Most of the casualties have been on the side of the protestors. “The Muslim Brotherhood,” writes Nick Cohen in The Guardian, “may be a foul religious right movement, but it did not abolish democracy or drive the opposition underground”. And relying on the military to remove it “is naïve in the extreme”. While it may be tough, European governments and the US should “call a coup a coup. Aid and normal diplomatic relations must depend on the release of political prisoners, the restoration of civil liberties and a return to democracy.”

“There is no such thing as a good coup, only bad coups and worse coups,” agrees Daniel Hannan in The Daily Telegraph. Even if army officers have good intentions, “they end up as petty tyrants”. This is because “governments succeed by devolving power and allowing decisions to be taken as closely as possible to the people they affect”. Armies “obviously cannot function on this basis and find it hard to adapt their mentality to the complexity of modern administration”. There is also the lack of political competition, since “without active opposition, even a saintly ruler will become complacent”.

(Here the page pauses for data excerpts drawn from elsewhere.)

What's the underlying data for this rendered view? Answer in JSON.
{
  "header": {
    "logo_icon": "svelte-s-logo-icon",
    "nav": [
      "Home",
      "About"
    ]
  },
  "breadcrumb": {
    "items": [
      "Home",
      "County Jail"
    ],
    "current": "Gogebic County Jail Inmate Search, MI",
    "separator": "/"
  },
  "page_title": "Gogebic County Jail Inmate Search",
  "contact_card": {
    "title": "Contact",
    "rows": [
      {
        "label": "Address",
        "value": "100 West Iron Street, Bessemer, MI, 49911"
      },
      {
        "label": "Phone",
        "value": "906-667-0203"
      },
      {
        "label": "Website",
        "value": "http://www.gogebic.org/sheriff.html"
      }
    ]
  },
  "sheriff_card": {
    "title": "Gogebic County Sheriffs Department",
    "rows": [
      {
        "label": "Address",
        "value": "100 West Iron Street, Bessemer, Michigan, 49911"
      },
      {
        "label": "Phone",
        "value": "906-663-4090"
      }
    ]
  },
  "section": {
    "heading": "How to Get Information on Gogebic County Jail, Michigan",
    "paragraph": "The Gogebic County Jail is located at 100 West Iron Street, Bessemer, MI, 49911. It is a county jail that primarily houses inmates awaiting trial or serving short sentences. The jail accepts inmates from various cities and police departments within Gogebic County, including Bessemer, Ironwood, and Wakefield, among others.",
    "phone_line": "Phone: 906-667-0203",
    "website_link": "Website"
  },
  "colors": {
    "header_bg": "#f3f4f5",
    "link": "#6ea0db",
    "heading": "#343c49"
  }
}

It seems that the only two options are “Islamism on the one hand, and brutal secular dictatorship on the other”, writes Alexander Lucie-Smith in the Catholic Herald. Religious minorities – especially Christians – have suffered badly in the recent unrest. Far from protecting religious freedom, the military may be deliberately “letting the Muslim Brotherhood run riot and burn down churches and attack other buildings”. In doing so, the generals “send out a clear message: back us, accept us, for the alternative is chaos”.

In any case, whatever the rights and wrongs of the situation, a coherent response from Washington is unlikely, worries John O’Sullivan in The Times. The problem is that American foreign policy is “muddled”. Anyway, “even if the US had a clear idea of what to do, its reputation and power to intervene are clearly diminished”. His solution? America, Britain and the rest of Europe need to unite and show some of the vision and united front they displayed when they established Nato in the late 1940s.